In his recent feature, Howard A. Smith seems to be asserting that the fact of something being rare means that it is necessarily special. This error has been decried by numerous scientists, including Richard Feynman, who mocked the notion in his unique way: “You know, the most amazing thing happened to me tonight.... I saw a car with the license plate ARW 357. Can you imagine? Of all the millions of license plates in the state, what was the chance that I would see that particular one tonight? Amazing!”

If the universe averages one planet with intelligent life per galaxy, Earthlings would never detect other intelligent beings but would nonetheless not be special in any way. In other words, one of 100 billion examples of intelligent life in the universe is hardly special. Frankly, the notion that humans are special is still theological.

John Foster
Columbus, Ohio

Dr. Smith responds:

The “ad hoc fallacy” that Feynman illustrates is not applicable to this situation. “The state” cited in the example has millions of other license plates, and each one is indeed equally “amazing” a priori. But the universe has no other intelligent life we have seen (nor do we know whether any exists). We are an example of one. If a person responds that we are just a collection of molecules in a universe filled with lots of planets and molecules, then it is important to include the “priors” of the case before calculating the statistics, as one would in a detailed Bayesian analysis: If one knows ahead of time that the very particular license number “ARW 357” entitles one to win $1 trillion, then one must admit that all other license plates are worthless. We don’t know whether the collection of intelligent molecules here on Earth is so very particular, but it might be.

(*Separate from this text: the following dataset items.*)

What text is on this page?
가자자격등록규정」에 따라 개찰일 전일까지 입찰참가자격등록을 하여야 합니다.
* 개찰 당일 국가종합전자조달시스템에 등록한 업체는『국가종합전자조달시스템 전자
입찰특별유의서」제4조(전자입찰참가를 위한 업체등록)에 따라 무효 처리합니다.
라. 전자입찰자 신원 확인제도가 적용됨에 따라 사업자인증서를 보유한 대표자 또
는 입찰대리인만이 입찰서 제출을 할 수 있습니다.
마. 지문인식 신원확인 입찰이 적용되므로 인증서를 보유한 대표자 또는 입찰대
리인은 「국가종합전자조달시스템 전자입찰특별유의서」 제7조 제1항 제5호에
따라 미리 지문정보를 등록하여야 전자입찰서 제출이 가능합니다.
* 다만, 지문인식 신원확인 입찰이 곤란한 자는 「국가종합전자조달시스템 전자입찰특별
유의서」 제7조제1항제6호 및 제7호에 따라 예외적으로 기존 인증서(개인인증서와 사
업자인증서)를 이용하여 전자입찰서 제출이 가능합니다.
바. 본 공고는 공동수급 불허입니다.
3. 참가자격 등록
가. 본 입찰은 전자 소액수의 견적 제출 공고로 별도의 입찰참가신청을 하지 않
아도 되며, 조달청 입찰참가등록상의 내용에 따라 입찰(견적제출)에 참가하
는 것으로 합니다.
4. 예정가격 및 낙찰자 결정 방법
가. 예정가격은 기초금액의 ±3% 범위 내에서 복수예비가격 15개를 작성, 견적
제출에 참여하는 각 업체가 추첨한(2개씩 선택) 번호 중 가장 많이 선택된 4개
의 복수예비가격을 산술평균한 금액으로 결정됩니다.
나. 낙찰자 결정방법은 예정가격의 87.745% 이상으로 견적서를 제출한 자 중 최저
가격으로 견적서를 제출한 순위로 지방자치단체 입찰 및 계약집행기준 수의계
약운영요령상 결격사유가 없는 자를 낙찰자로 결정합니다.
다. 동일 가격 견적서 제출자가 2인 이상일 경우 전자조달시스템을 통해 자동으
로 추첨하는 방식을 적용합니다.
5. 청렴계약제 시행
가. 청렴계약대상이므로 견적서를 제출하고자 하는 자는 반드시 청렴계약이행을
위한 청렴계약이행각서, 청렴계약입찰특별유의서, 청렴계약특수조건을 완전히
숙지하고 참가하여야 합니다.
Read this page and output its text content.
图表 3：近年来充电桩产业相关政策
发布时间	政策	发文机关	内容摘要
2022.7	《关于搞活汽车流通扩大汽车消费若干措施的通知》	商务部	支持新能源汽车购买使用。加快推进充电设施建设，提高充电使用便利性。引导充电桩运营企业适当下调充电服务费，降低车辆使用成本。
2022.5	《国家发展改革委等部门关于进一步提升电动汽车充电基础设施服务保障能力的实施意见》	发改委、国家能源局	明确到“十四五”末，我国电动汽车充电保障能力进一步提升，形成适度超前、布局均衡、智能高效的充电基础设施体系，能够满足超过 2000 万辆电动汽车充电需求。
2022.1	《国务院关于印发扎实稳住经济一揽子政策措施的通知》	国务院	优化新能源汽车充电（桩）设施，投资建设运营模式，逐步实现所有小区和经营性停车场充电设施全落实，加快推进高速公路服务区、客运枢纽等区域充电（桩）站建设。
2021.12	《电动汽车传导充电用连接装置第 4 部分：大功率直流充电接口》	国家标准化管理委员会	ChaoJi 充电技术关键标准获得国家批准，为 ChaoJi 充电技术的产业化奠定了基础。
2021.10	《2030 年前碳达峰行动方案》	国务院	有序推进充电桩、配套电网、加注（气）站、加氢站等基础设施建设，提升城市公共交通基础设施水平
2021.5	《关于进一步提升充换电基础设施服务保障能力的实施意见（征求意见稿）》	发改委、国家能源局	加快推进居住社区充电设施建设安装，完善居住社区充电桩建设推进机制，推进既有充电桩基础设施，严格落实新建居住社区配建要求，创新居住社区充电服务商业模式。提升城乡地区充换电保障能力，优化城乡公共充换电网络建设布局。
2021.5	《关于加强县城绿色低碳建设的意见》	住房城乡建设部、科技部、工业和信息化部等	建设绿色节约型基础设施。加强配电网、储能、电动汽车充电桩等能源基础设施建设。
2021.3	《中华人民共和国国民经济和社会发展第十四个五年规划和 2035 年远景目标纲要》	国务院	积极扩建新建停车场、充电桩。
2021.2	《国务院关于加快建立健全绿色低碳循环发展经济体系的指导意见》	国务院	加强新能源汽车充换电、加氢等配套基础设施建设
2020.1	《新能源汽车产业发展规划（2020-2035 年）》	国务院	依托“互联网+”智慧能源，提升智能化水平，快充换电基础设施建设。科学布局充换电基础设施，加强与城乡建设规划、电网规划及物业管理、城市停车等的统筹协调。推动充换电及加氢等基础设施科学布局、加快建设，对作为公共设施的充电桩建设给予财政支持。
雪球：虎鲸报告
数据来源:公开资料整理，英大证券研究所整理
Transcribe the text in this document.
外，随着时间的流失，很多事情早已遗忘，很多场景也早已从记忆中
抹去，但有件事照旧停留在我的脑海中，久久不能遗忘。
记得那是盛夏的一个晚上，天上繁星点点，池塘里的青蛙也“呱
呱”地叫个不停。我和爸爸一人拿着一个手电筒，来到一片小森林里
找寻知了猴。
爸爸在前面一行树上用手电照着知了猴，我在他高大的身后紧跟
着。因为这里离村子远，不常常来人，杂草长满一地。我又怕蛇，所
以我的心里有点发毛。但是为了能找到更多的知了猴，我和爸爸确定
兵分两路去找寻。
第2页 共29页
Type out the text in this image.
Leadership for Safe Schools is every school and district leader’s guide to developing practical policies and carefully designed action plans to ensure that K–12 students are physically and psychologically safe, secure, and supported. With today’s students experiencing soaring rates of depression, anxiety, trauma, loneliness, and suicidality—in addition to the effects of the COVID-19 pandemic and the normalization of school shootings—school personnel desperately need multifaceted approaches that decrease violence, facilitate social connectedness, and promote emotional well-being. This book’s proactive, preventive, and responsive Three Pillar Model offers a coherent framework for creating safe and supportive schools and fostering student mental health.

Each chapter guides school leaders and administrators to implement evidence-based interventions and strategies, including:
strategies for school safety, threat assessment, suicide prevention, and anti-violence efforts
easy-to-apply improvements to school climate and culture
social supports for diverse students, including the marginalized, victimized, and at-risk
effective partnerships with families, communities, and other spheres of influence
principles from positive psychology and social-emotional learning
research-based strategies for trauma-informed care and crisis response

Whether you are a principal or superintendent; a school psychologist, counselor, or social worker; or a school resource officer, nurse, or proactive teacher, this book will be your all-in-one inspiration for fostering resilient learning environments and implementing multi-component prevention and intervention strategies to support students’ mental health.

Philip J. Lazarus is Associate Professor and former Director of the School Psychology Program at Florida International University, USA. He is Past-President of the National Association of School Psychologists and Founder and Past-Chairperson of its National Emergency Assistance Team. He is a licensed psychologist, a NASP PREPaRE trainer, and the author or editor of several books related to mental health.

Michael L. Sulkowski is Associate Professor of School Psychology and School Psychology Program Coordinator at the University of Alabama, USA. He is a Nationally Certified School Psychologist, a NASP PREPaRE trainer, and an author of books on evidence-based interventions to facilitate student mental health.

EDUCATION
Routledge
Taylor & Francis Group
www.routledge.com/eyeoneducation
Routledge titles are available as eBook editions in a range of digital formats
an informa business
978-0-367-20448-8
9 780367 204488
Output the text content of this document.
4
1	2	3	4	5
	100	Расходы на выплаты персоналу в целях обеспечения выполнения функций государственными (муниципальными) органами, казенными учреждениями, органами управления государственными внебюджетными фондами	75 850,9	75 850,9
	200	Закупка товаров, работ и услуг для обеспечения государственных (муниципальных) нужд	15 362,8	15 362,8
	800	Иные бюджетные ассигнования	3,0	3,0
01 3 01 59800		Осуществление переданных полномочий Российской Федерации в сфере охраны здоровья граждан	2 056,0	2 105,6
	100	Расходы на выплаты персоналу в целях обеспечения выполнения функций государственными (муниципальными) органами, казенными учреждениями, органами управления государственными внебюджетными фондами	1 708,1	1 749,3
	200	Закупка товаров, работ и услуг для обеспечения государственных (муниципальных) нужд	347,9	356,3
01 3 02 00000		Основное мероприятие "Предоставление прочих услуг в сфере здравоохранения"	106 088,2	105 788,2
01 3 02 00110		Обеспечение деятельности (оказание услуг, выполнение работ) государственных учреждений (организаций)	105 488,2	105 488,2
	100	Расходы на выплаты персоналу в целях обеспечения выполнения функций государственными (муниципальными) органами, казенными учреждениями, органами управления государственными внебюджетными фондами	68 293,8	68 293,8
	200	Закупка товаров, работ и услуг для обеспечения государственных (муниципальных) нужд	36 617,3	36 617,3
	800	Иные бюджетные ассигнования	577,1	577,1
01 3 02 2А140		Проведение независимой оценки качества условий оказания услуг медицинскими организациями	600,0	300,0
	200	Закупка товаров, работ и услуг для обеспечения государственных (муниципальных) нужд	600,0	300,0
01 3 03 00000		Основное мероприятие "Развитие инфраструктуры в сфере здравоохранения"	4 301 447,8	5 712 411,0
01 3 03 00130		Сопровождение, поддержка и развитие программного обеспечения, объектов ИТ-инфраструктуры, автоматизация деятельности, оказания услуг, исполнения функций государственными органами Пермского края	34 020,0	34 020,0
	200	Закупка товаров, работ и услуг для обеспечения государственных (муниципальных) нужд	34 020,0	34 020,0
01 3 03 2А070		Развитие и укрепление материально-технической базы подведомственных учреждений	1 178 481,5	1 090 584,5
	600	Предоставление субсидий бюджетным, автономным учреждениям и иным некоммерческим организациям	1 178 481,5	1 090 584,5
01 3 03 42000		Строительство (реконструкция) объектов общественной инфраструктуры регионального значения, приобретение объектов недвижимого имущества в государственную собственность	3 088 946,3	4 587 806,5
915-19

We moderns are becoming accustomed to living with the realization that some things are fundamentally not knowable: quantum mechanical predictions, the outcome of deterministic but chaotic systems, and events in the universe beyond our (receding) cosmic horizon are examples.

My article asks the reader to puzzle over three consequences of the limits of knowing (and I talk more about these matters in the 2016 Zygon article I cite). (1) Living with uncertainty: From what we do know, for hundreds or thousands of human generations (maybe even longer) we are likely to be the only intelligent beings around, though we probably will not know for sure that we are. (2) Recognizing beliefs: Yes, we might nonetheless prefer to believe we are cosmically average—or the opposite: that we are a cosmically amazing species. But personal beliefs such as these are matters of taste, and it is worth asking ourselves what underlies that belief. Perhaps some philosophical attachment or psychological need prompts us to see ourselves as being either insignificant or significant. Still, we must try to ground our personal beliefs in the scientific facts. (3) Admitting we are rare: While we wait, perhaps forever, to find out whether there are aliens, we meanwhile ought to recognize that in the volume of the universe in which Homo sapiens can ever exert influence, which is perhaps thousands of light years in diameter, we are probably unusual and could be unique. Does that make us rare, that is: “a thing not found in large numbers and so of interest or value?” I would say so. The Earth is too. The word “special” Dr. Foster uses is loaded with subjectivity and I try to avoid it. Both Dr. Foster, whom I thank for his question, and I are probably average examples of Homo sapiens, but I daresay we are both special. It does not follow that if we are special and intelligence is rare, a theological explanation is required.